For centuries, books, documents, and letters were written with a simple quill pen that was dipped into ink. The first advancement by John Mitchell in 1822 was to create a steel point that was attached to the quill, so that the quill didn’t need to constantly be sharpened to a point. By 1827, Petrache Poenaro developed the first pen that would hold ink in a reservoir inside the pen. While he patented the design, it was never perfected and the many flaws prevented the pen from gaining popularity, Lewis E. Waterman was the next designer to tackle the project and in 1884 patented a three-channel ink-fed “fountain” pen that would keep the ink flowing like a fountain. Following that initial development, other manufacturers produced improved designs regarding the mechanisms for refilling the pen.
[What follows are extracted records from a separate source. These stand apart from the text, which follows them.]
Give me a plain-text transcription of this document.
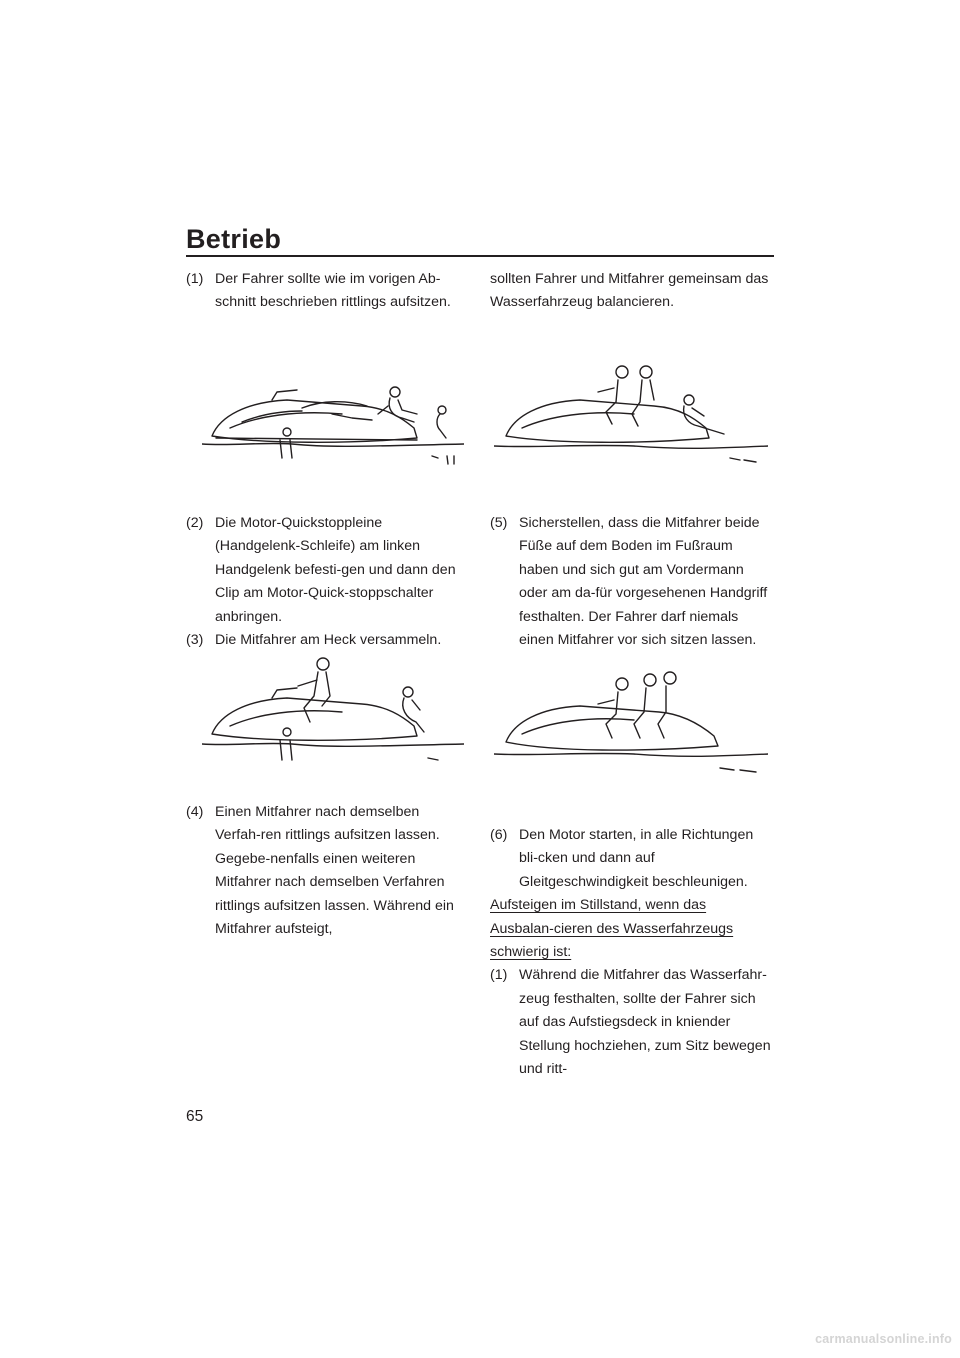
Betrieb

(1) Der Fahrer sollte wie im vorigen Ab-schnitt beschrieben rittlings aufsitzen.

(2) Die Motor-Quickstoppleine (Handgelenk-Schleife) am linken Handgelenk befesti-gen und dann den Clip am Motor-Quick-stoppschalter anbringen.

(3) Die Mitfahrer am Heck versammeln.

(4) Einen Mitfahrer nach demselben Verfah-ren rittlings aufsitzen lassen. Gegebe-nenfalls einen weiteren Mitfahrer nach demselben Verfahren rittlings aufsitzen lassen. Während ein Mitfahrer aufsteigt,

sollten Fahrer und Mitfahrer gemeinsam das Wasserfahrzeug balancieren.

(5) Sicherstellen, dass die Mitfahrer beide Füße auf dem Boden im Fußraum haben und sich gut am Vordermann oder am da-für vorgesehenen Handgriff festhalten. Der Fahrer darf niemals einen Mitfahrer vor sich sitzen lassen.

(6) Den Motor starten, in alle Richtungen bli-cken und dann auf Gleitgeschwindigkeit beschleunigen.

Aufsteigen im Stillstand, wenn das Ausbalan-cieren des Wasserfahrzeugs schwierig ist:

(1) Während die Mitfahrer das Wasserfahr-zeug festhalten, sollte der Fahrer sich auf das Aufstiegsdeck in kniender Stellung hochziehen, zum Sitz bewegen und ritt-

65
carmanualsonline.info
In 1909, jewelry store owner Walter Sheaffer developed a lever system to easily refill the ink chamber, making the process cleaner and the pen more stylish. By 1912, Sheaffer had turned his Fort Madison, Iowa store into a pen factory with seven employees.
While pen manufacturers continued to make advancements with ink flow, styles of pen barrels became more elaborate, crafted from wood, metals, celluloid, and Bakelite, an early form of plastic.
The time-consuming process of refilling the fountain pen was simplified with the development of a plastic cartridge that held the ink and could simply be inserted into the barrel, thus leading to a new design as the cartridges only worked with newer models. By 1959, all new models used the ink cartridge.
While the ballpoint pen had been patented in 1888, it took further developments for its usage to finally overtake the popularity of the fountain pen. By the late 1960’s when BIC developed the disposable stick pen, the fountain pen was finally seen as an outdated mode to produce written documents.